1 Introduction
With all the innovation in other components of the IAM stack it’s easy to dismiss the directory of user identities as simply a repository. Yes, it should be reliable, it should have an LDAP interface and it should be secure, but basically it’s just a database. This dismissal is shortsighted, however, as it ignores the potential of the Directory to serve an integrating function that maximizes the value of one of the most critical assets of today’s large enterprises: their diverse collection of identity information.
In the past, companies had large enterprise directories that they used to manage all their staff and contractors. The directory was typically provisioned from the HR system or contractor management system and was used to control access to corporate applications. Then along came Microsoft AD, which became the authentication source for employee access to the corporate network, on-premise Windows apps and print services. Some organizations tried to make AD their enterprise directory but this never quite worked. An authentication directory and an enterprise directory have different priorities. The former is a mission critical piece of infrastructure with administrators who, quite rightly, can be very restrictive about modifications to the system like schema changes. The other should be a business-focused application flexible enough to accommodate rapidly changing and quite variable requirements of line-of-business applications, reorganizations, and compliance. In an enterprise directory, if an additional attribute is required, or if an application moves to the Cloud, or there’s a merger, there should be no constraints on how or when identity information can be structured or presented.
The Cloud, mobility and the requirement to support the hybrid computing environment have made managing identity information significantly more complex. We now have multiple applications in the Cloud that need identity information, but proliferating identity stores in the Cloud is a significant corporate risk. Moreover, enterprises want to have a unified view of both their employees and customers, but relevant information on the same individual are created and maintained in multiple databases or directories, the designed functions of which do not include feeding an enterprise identity repository.
As the amount of identity information collected and used by enterprises grows—in volume, variety of individual attributes, and number of information sources and consuming systems—identity information quality has emerged as a distinct management issue. Lack of systems and processes to maintain identity information quality exposed the enterprise to both security and compliance risks. It also leaves the enterprise dependent on slow and costly manual or custom-scripted methods for synchronizing identity information across diverse source and consuming systems.
So where does this leave the Directory? Quite possibly, it should be firmly in the center of the enterprise IAM architecture. It should be the unified “source of truth” for all identity attributes of an individual that are known to the enterprise. It must be able to model complex (and changing) relationships between persons, roles, work groups, devices and things. It must support a variety of protocols both for output to applications and for input from sources of identity information. It must be able to determine when identity information in different systems refers to the same individual despite lack of a common record identifier. It must be able to perform transformation of formats and attribute semantics. It must keep identity information in multiple source and consuming systems in synch automatically. It must scale to accommodate customer identity information as well as that of employees wherever located. And it must be current, available, and fast.

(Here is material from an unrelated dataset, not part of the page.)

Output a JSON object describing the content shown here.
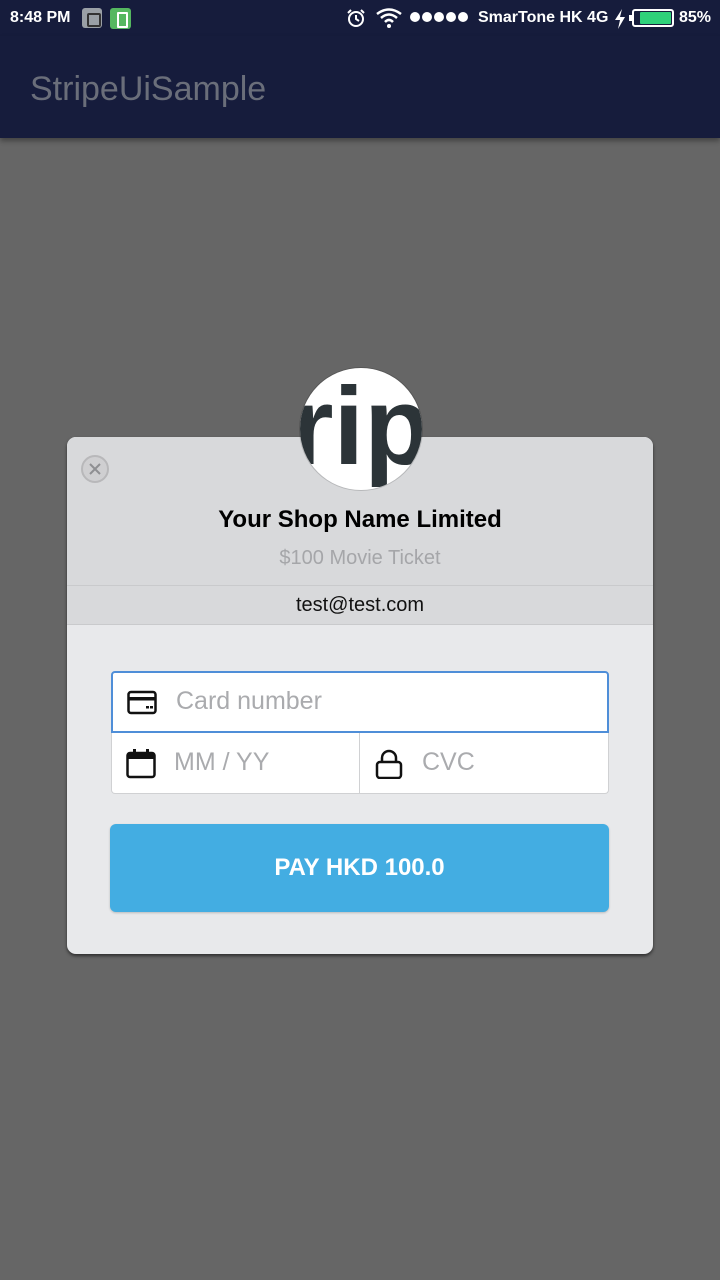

Radiant Logic is headquartered in Novato, California (near San Francisco), with other US offices in New York, Washington DC and Chicago, and offices in Barcelona with partnerships throughout Europe. It was founded in 2000 and pioneered the idea of the “virtual directory.” A virtual directory uses caching and identifier-matching techniques to bring together at access-request time and serve to an application user identity information from multiple repositories, without ever instantiating all user identity information as a separate repository. Radiant Logic’s target market is Fortune-1000 companies that typically have widely distributed operations and many diverse repositories of employee and customer identity information. The company claims 145 customers, with about 80 percent of its business in the US. Radiant Logic is designed to work in conjunction with other IAM products: for example, it does not offer core IAM functions like authentication or application-account provisioning. Given this positioning it is often brought in to a project by a technology partner—an IAM suite vendor or an integrator—to deal with particularly complex environments without requiring the creation of customized coding or scripting to integrate systems and normalize identity data across the enterprise.